Bourgeons et fruits du totalitarisme

Pour Bertrand et Bruno, en hommage affectueux

   Martin Heidegger nous invitait à prendre nos distances avec l’acception courante du communisme, pour découvrir le sens ontologique et historique que lui a légué le marxisme.

Cette notion est utilisée par le philosophe allemand à la fin des années 30 dans un court essai qu’il titre koinon, d’un mot grec qui traduit une assemblée politique de cités, voire un État fédéral dans la Grèce ancienne, structuré par les intérêts communs de ses habitants, rassemblés par leur appartenance ethnique commune, ou la pratique d'un culte commun. Cette notion du groupe humain est perçue comme le gène dont hérite le pouvoir de domination.

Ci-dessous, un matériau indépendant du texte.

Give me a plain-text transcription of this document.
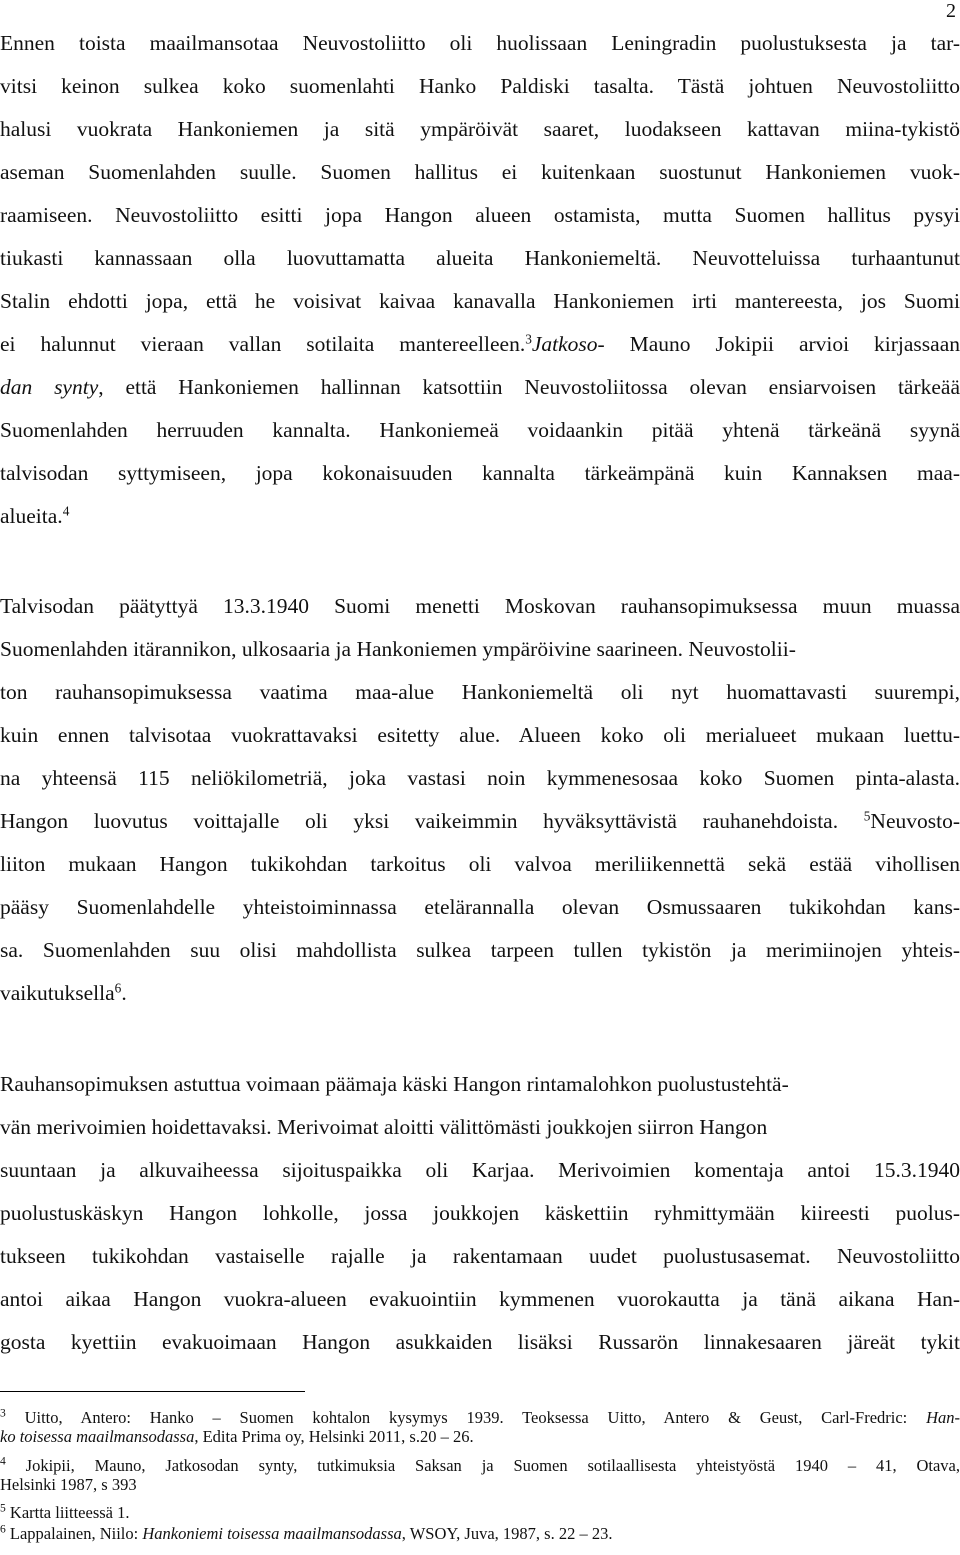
2
Ennen toista maailmansotaa Neuvostoliitto oli huolissaan Leningradin puolustuksesta ja tar-
vitsi keinon sulkea koko suomenlahti Hanko Paldiski tasalta. Tästä johtuen Neuvostoliitto
halusi vuokrata Hankoniemen ja sitä ympäröivät saaret, luodakseen kattavan miina-tykistö
aseman Suomenlahden suulle. Suomen hallitus ei kuitenkaan suostunut Hankoniemen vuok-
raamiseen. Neuvostoliitto esitti jopa Hangon alueen ostamista, mutta Suomen hallitus pysyi
tiukasti kannassaan olla luovuttamatta alueita Hankoniemeltä. Neuvotteluissa turhaantunut
Stalin ehdotti jopa, että he voisivat kaivaa kanavalla Hankoniemen irti mantereesta, jos Suomi
ei halunnut vieraan vallan sotilaita mantereelleen.$^3$Jatkoso- Mauno Jokipii arvioi kirjassaan
dan synty, että Hankoniemen hallinnan katsottiin Neuvostoliitossa olevan ensiarvoisen tärkeää
Suomenlahden herruuden kannalta. Hankoniemeä voidaankin pitää yhtenä tärkeänä syynä
talvisodan syttymiseen, jopa kokonaisuuden kannalta tärkeämpänä kuin Kannaksen maa-
alueita.$^4$
Talvisodan päätyttyä 13.3.1940 Suomi menetti Moskovan rauhansopimuksessa muun muassa
Suomenlahden itärannikon, ulkosaaria ja Hankoniemen ympäröivine saarineen. Neuvostolii-
ton rauhansopimuksessa vaatima maa-alue Hankoniemeltä oli nyt huomattavasti suurempi,
kuin ennen talvisotaa vuokrattavaksi esitetty alue. Alueen koko oli merialueet mukaan luettu-
na yhteensä 115 neliökilometriä, joka vastasi noin kymmenesosaa koko Suomen pinta-alasta.
Hangon luovutus voittajalle oli yksi vaikeimmin hyväksyttävistä rauhanehdoista. $^5$Neuvosto-
liiton mukaan Hangon tukikohdan tarkoitus oli valvoa meriliikennettä sekä estää vihollisen
pääsy Suomenlahdelle yhteistoiminnassa etelärannalla olevan Osmussaaren tukikohdan kans-
sa. Suomenlahden suu olisi mahdollista sulkea tarpeen tullen tykistön ja merimiinojen yhteis-
vaikutuksella$^6$.
Rauhansopimuksen astuttua voimaan päämaja käski Hangon rintamalohkon puolustustehtä-
vän merivoimien hoidettavaksi. Merivoimat aloitti välittömästi joukkojen siirron Hangon
suuntaan ja alkuvaiheessa sijoituspaikka oli Karjaa. Merivoimien komentaja antoi 15.3.1940
puolustuskäskyn Hangon lohkolle, jossa joukkojen käskettiin ryhmittymään kiireesti puolus-
tukseen tukikohdan vastaiselle rajalle ja rakentamaan uudet puolustusasemat. Neuvostoliitto
antoi aikaa Hangon vuokra-alueen evakuointiin kymmenen vuorokautta ja tänä aikana Han-
gosta kyettiin evakuoimaan Hangon asukkaiden lisäksi Russarön linnakesaaren järeät tykit
$^3$ Uitto, Antero: Hanko – Suomen kohtalon kysymys 1939. Teoksessa Uitto, Antero & Geust, Carl-Fredric: Han-
ko toisessa maailmansodassa, Edita Prima oy, Helsinki 2011, s.20 – 26.
$^4$ Jokipii, Mauno, Jatkosodan synty, tutkimuksia Saksan ja Suomen sotilaallisesta yhteistyöstä 1940 – 41, Otava,
Helsinki 1987, s 393
$^5$ Kartta liitteessä 1.
$^6$ Lappalainen, Niilo: Hankoniemi toisessa maailmansodassa, WSOY, Juva, 1987, s. 22 – 23.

L’essence du communisme, selon Heidegger, est précisément l’hégémonie de la puissance, la toute-puissance de la puissance, conformément au caractère inconditionné de la « manipulation ». Il ne s’agit donc ici ni d’une forme d’État, ni d’une vision politique du monde, mais de la configuration métaphysique d’un monde parvenue à son terme. Le communisme serait ainsi l’âge de l'absence de sens comme structure spécifique du comprendre où l’étant (1) ne parvient pas à s’approprier son être propre du fait de l'abandon ontologique de son être, subordonné désormais comme composante des forces productives qui déterminent le rapport de l’homme à la nature et conséquemment la structure économique de la société.

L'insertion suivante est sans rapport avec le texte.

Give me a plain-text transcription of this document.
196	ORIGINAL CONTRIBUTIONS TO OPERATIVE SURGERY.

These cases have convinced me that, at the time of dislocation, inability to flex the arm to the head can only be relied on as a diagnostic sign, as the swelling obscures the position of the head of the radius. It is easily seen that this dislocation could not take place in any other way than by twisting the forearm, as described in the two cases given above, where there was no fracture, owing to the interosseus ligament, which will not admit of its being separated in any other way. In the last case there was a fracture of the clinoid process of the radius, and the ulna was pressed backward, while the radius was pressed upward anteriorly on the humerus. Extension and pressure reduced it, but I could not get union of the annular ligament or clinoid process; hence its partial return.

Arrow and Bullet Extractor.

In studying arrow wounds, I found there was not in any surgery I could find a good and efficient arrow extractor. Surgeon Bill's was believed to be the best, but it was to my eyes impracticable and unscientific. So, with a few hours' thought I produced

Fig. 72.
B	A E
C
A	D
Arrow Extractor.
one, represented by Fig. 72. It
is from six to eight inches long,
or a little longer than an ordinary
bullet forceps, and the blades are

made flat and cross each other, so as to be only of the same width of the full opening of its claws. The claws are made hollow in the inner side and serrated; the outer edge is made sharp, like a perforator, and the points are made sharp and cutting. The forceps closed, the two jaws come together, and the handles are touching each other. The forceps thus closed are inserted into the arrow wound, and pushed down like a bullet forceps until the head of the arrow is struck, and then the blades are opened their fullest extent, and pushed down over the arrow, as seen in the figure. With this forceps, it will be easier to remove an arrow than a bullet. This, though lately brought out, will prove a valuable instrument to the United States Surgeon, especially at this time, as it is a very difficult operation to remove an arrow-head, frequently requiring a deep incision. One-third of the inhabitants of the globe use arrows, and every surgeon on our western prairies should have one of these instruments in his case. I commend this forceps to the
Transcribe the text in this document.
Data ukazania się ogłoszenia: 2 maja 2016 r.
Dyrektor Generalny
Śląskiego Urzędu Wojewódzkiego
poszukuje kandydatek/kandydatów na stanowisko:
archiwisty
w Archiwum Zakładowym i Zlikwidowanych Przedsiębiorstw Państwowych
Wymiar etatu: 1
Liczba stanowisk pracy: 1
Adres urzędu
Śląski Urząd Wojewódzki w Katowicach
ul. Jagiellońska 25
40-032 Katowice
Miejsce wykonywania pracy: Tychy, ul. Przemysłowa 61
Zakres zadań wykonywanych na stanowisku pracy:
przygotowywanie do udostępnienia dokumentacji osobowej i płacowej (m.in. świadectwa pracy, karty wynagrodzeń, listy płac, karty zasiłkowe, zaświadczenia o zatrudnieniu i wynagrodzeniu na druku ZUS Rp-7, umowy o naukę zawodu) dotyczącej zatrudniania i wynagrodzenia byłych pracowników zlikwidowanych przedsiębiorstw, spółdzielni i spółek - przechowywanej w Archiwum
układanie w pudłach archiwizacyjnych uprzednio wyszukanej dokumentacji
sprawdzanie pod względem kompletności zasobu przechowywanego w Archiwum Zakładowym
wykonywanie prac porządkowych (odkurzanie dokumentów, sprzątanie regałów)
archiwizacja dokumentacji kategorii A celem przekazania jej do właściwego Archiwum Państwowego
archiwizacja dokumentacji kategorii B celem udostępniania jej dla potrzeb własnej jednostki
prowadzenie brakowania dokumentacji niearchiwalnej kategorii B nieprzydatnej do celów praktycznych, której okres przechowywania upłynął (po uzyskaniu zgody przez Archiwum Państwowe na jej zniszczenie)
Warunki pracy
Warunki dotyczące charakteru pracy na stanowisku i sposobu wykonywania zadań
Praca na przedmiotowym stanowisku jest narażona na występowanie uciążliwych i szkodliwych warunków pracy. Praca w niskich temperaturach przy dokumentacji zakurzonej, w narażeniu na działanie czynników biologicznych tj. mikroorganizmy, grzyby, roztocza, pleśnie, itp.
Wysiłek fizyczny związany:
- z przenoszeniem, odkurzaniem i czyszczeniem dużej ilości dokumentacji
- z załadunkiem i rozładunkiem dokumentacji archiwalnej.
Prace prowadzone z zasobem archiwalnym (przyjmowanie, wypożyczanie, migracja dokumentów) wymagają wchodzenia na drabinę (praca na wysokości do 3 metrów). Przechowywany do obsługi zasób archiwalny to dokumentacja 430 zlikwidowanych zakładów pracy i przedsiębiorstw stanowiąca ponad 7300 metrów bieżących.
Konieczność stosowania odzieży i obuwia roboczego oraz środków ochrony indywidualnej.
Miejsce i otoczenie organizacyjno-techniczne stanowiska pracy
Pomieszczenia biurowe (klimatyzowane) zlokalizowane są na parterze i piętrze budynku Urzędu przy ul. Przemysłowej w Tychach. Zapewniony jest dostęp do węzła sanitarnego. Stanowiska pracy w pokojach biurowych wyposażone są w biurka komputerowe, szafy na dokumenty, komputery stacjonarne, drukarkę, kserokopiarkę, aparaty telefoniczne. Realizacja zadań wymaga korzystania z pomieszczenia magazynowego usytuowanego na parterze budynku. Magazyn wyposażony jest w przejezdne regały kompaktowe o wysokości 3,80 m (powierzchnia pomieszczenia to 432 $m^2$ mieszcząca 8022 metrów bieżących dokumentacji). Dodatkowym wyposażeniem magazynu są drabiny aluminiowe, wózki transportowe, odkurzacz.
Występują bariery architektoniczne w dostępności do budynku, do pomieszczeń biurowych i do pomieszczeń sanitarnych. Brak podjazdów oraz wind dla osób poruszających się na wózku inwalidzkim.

Selon le penseur allemand les idéologies totalitaires sont aujourd’hui des conséquences du communisme, qui existe à l'état latent dès le début des temps modernes dès lors que s’érige la théorie moderne de l'État garant de la souveraineté, et l'économie politique garante du bonheur. Cette théorie est dangereuse du point de vue de Heidegger. Car il s'agit de renvoyer dos à dos le totalitarisme et le libéralisme, en montrant qu'un certain type de démocratie reposant sur le seul principe du libéralisme économique porte en lui la possibilité du totalitarisme. Ce que percevait le Général de Gaulle en définissant le capitalisme comme fondé sur un préjugé selon lequel le profit est incitatif, suscite l’initiative, et invite à fabriquer de plus en plus de richesses qui, en se répartissant par le libre marché élève, en somme, le niveau du corps social tout entier.